終わり方がどうせなんか失敗して殺されちゃうんじゃないの?と思ったら続いていくエンドで嬉しかった。
どんどん悪の道でのし上がっていってほしい!!
Posted by ブクログ
前半部分が圧倒的に重い。
まっとうに生きようとするが、最低限の生活ですら徐々に手詰まっていく救いのない展開に読む手が進まない。
先が思いやられたが、中盤からはスリリングなコンゲームがテンポ良く進んでいく。
因幡、隠岐、蒲生の三者が手を組みながら、詐欺という舞台の上で、お互いを蹴落とす隙を狙っている。
主人公の隠岐は常に脱落候補筆頭なのにも関わらず、中盤から終盤にかけて覚醒していく。
騙し騙されのコンゲームの先に待っている未来なんて碌なものじゃないだろうと思わせられたが、結末は意外な形でここでも作者に躱わされた気がした。
気になった点:
主人公の隠岐、詐欺に手を染めるまではうだつが上がらない底辺サラリーマン。得意不得意があるにしても、詐欺のビジネスで覚醒する様を見ると、その片鱗くらいは前半に見えても良かったのでは。
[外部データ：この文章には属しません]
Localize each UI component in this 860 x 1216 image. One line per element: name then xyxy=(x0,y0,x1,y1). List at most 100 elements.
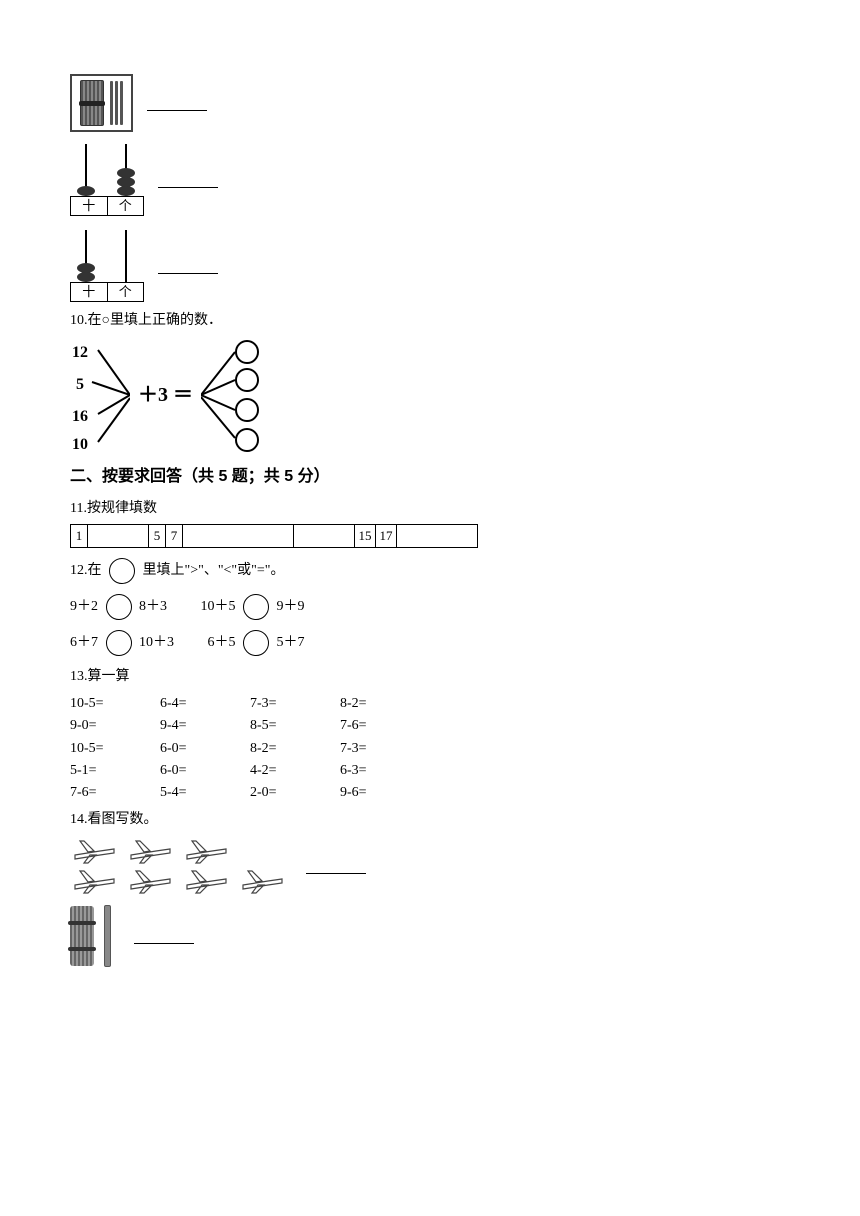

そして全く家族から相手にされずATMとしか見なされていないにも関わらず、家族を脅しの材料に使われると簡単に屈してしまう点も、説得力にかける気がした。現実はそんなものかもしれないが、ひとつくらい、家族との絆を捨てきれないでいるエピソードがあると読み手としても没入感が増したのではないかと感じた。
Posted by ブクログ
ビジネスのアイデアは因幡ばかりが考えてるし、
かといって一線をこえてはいけないという綺麗事をいうし、
主人公の隠岐があまり好きになれなかった。
そんな関係なら離婚したら?というほど妻子に疎まれているのがリアル‥。家族のために頑張るシーンが多々あったが、こんなに嫌われてたら弱みにはならないのでは…。
最後解説のところで、
横田商事事件が実際にあった話というのがいちばんゾクッとした。
Posted by ブクログ
山風賞受賞作品ってことで。機龍警察シリーズの信頼感もあったし。で、本作。テンポよく読まされる展開は相変わらずで、安心して読み進められる。でも前半、何だか登場人物のいちいちが空虚に思えて仕方なく、面白くて頁を繰る手は止まらないんだけど、いまひとつ乗り切れなくて…みたいな、もどかしい感じが続く。でも折り返しあたりで、視点人物が相棒を殺ってから以降、人物像の薄さはだいぶ気にならなくなる。よかった、よかった…と思いきや、終盤になってまた、悪女が再登場し、それと共に像の薄さも復活。これ、この女の描写が浅いのが一番の問題だな、とどのつまりが。なぜこんな風になったのか、どうやって過去の悪事を成し遂げたのか、相当のワルたちを相手にどう立ち回ったのか、どれひとつ全然見えてこん。畢竟、なぜここまでバケモノじみた凄まじさを発揮出来るのか、まるで理解できん。この人がいなければ、もしくはもっと有効に描かれていれば、ただ面白い!と思える作品だったのに。